Posted: Tue Dec 18, 2007 2:01 pm
by _Bond...James Bond
So as not to derail skains thread a thought occurred to me while reading this post from dart:

dartagnan wrote:Eight year olds are in a position to make this kind of life choice? I know grown adults who are tuggling with this kind of decision. David Waltz is an intelligent man who has tuggled with this for years. Everyone is hoping he chooses Mormonism, obviously, but they must conclude he is stupid. His is best chance of doing it would have been when he was introduced to Mormonism when he was eight. I have yet to meet an eight year old who said, "Nah, ya know what, let me think about it." These were considered easy dunks on my mission. The only hurdle was trying to convince the parents, and of course, don't tell the parents anything controversial about Mormonism.

The Church abuses the fact that eight is the age when humans can know right and wrong.

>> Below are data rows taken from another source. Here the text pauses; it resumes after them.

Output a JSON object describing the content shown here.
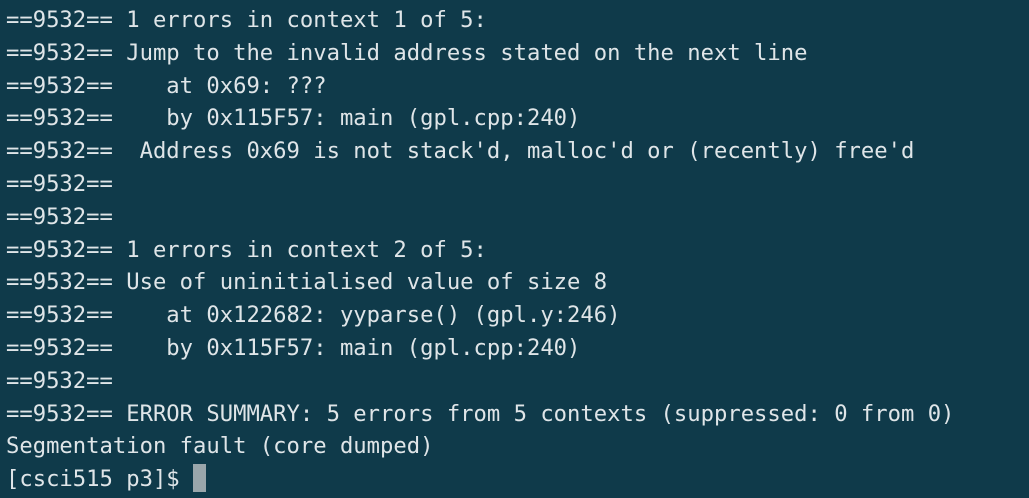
{
  "terminal": {
    "lines": [
      "==9532== 1 errors in context 1 of 5:",
      "==9532== Jump to the invalid address stated on the next line",
      "==9532==    at 0x69: ???",
      "==9532==    by 0x115F57: main (gpl.cpp:240)",
      "==9532==  Address 0x69 is not stack'd, malloc'd or (recently) free'd",
      "==9532==",
      "==9532==",
      "==9532== 1 errors in context 2 of 5:",
      "==9532== Use of uninitialised value of size 8",
      "==9532==    at 0x122682: yyparse() (gpl.y:246)",
      "==9532==    by 0x115F57: main (gpl.cpp:240)",
      "==9532==",
      "==9532== ERROR SUMMARY: 5 errors from 5 contexts (suppressed: 0 from 0)",
      "Segmentation fault (core dumped)"
    ],
    "prompt": "[csci515 p3]$ "
  }
}
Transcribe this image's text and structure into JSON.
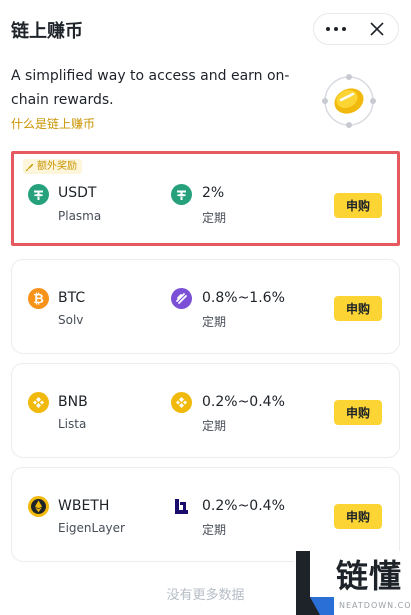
{
  "header": {
    "title": "链上赚币"
  },
  "intro": {
    "description": "A simplified way to access and earn on-chain rewards.",
    "link": "什么是链上赚币"
  },
  "products": [
    {
      "bonus_tag": "额外奖励",
      "asset": "USDT",
      "network": "Plasma",
      "rate": "2%",
      "term": "定期",
      "button": "申购",
      "asset_icon": "tether-icon",
      "protocol_icon": "tether-icon"
    },
    {
      "asset": "BTC",
      "network": "Solv",
      "rate": "0.8%~1.6%",
      "term": "定期",
      "button": "申购",
      "asset_icon": "bitcoin-icon",
      "protocol_icon": "solv-icon"
    },
    {
      "asset": "BNB",
      "network": "Lista",
      "rate": "0.2%~0.4%",
      "term": "定期",
      "button": "申购",
      "asset_icon": "bnb-icon",
      "protocol_icon": "bnb-icon"
    },
    {
      "asset": "WBETH",
      "network": "EigenLayer",
      "rate": "0.2%~0.4%",
      "term": "定期",
      "button": "申购",
      "asset_icon": "wbeth-icon",
      "protocol_icon": "eigenlayer-icon"
    }
  ],
  "footer": {
    "text": "没有更多数据"
  },
  "watermark": {
    "text": "链懂",
    "sub": "NEATDOWN.COM"
  },
  "colors": {
    "accent": "#fcd535",
    "link": "#c99400",
    "highlight": "#e65a5f",
    "tether": "#26a17b",
    "bitcoin": "#f7931a",
    "bnb": "#f0b90b",
    "solv": "#7b4fd6"
  }
}
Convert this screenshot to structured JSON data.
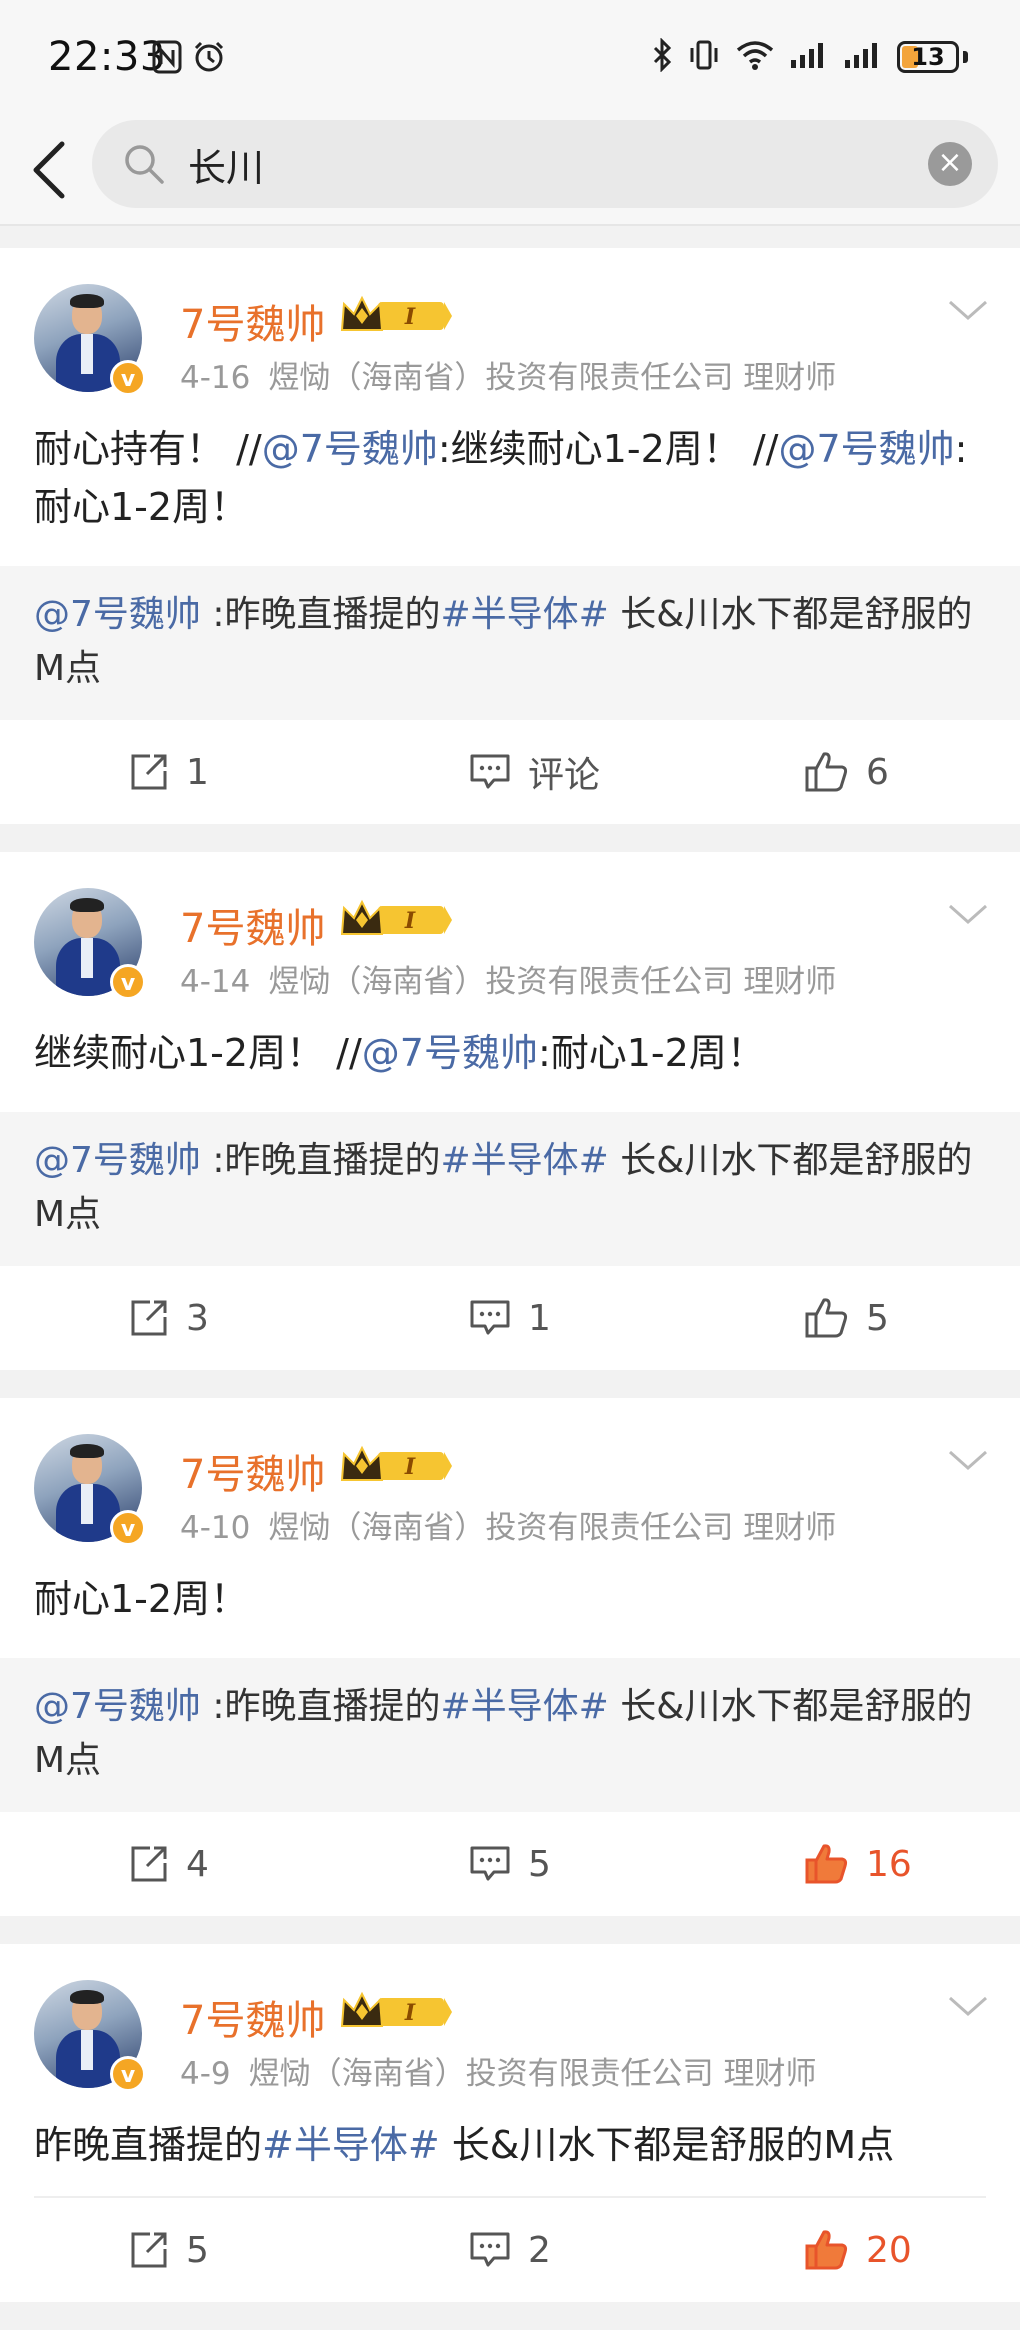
{
  "status_bar": {
    "time": "22:33",
    "battery": "13"
  },
  "search": {
    "query": "长川"
  },
  "posts": [
    {
      "author": "7号魏帅",
      "date": "4-16",
      "source": "煜恸（海南省）投资有限责任公司 理财师",
      "text_parts": [
        {
          "t": "耐心持有！ //",
          "link": false
        },
        {
          "t": "@7号魏帅",
          "link": true
        },
        {
          "t": ":继续耐心1-2周！ //",
          "link": false
        },
        {
          "t": "@7号魏帅",
          "link": true
        },
        {
          "t": ":耐心1-2周！",
          "link": false
        }
      ],
      "repost_parts": [
        {
          "t": "@7号魏帅",
          "link": true
        },
        {
          "t": " :昨晚直播提的",
          "link": false
        },
        {
          "t": "#半导体#",
          "link": true
        },
        {
          "t": " 长&川水下都是舒服的M点",
          "link": false
        }
      ],
      "reposts": "1",
      "comments": "评论",
      "likes": "6",
      "liked": false
    },
    {
      "author": "7号魏帅",
      "date": "4-14",
      "source": "煜恸（海南省）投资有限责任公司 理财师",
      "text_parts": [
        {
          "t": "继续耐心1-2周！ //",
          "link": false
        },
        {
          "t": "@7号魏帅",
          "link": true
        },
        {
          "t": ":耐心1-2周！",
          "link": false
        }
      ],
      "repost_parts": [
        {
          "t": "@7号魏帅",
          "link": true
        },
        {
          "t": " :昨晚直播提的",
          "link": false
        },
        {
          "t": "#半导体#",
          "link": true
        },
        {
          "t": " 长&川水下都是舒服的M点",
          "link": false
        }
      ],
      "reposts": "3",
      "comments": "1",
      "likes": "5",
      "liked": false
    },
    {
      "author": "7号魏帅",
      "date": "4-10",
      "source": "煜恸（海南省）投资有限责任公司 理财师",
      "text_parts": [
        {
          "t": "耐心1-2周！",
          "link": false
        }
      ],
      "repost_parts": [
        {
          "t": "@7号魏帅",
          "link": true
        },
        {
          "t": " :昨晚直播提的",
          "link": false
        },
        {
          "t": "#半导体#",
          "link": true
        },
        {
          "t": " 长&川水下都是舒服的M点",
          "link": false
        }
      ],
      "reposts": "4",
      "comments": "5",
      "likes": "16",
      "liked": true
    },
    {
      "author": "7号魏帅",
      "date": "4-9",
      "source": "煜恸（海南省）投资有限责任公司 理财师",
      "text_parts": [
        {
          "t": "昨晚直播提的",
          "link": false
        },
        {
          "t": "#半导体#",
          "link": true
        },
        {
          "t": " 长&川水下都是舒服的M点",
          "link": false
        }
      ],
      "repost_parts": [],
      "reposts": "5",
      "comments": "2",
      "likes": "20",
      "liked": true
    }
  ],
  "colors": {
    "username": "#e8712b",
    "link": "#4a6aa5",
    "liked": "#e8542b"
  }
}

There is a difference between understanding the fundamental difference between right and wrong, and the ability to rationally deduce facts in an informed, logical and mature manner. Eight year olds are no more accountable for their choices than babies. The church exploits them, and this is hardly respectable.


I wonder if 8 years old is EVEN worse than a newborn when it comes to consenting to baptism. It seems that the baby being baptized is completely involuntary on the part of the child, but at age 8 a child has some reasoning skills, so in his/her limited ability to reason they will be presented with a version of reality from their parent that will usually make the kid want to please their parent. In effect, the parents provide a paradigm (baptism is right) and the kids are manipulated into volunteering for it (cause who doesn't want to please Mom and Dad?) So in effect, baptism at age 8 is worse because the kids are being indoctrinated/manipulated/cojuled into the baptism by their parents. Sure it's an honest mistake on the parents fault (they don't know any better and probably went through the same thing will their parents). Not that baptism is bad or anything, whatever. But that's just my thought that came about during dart's post.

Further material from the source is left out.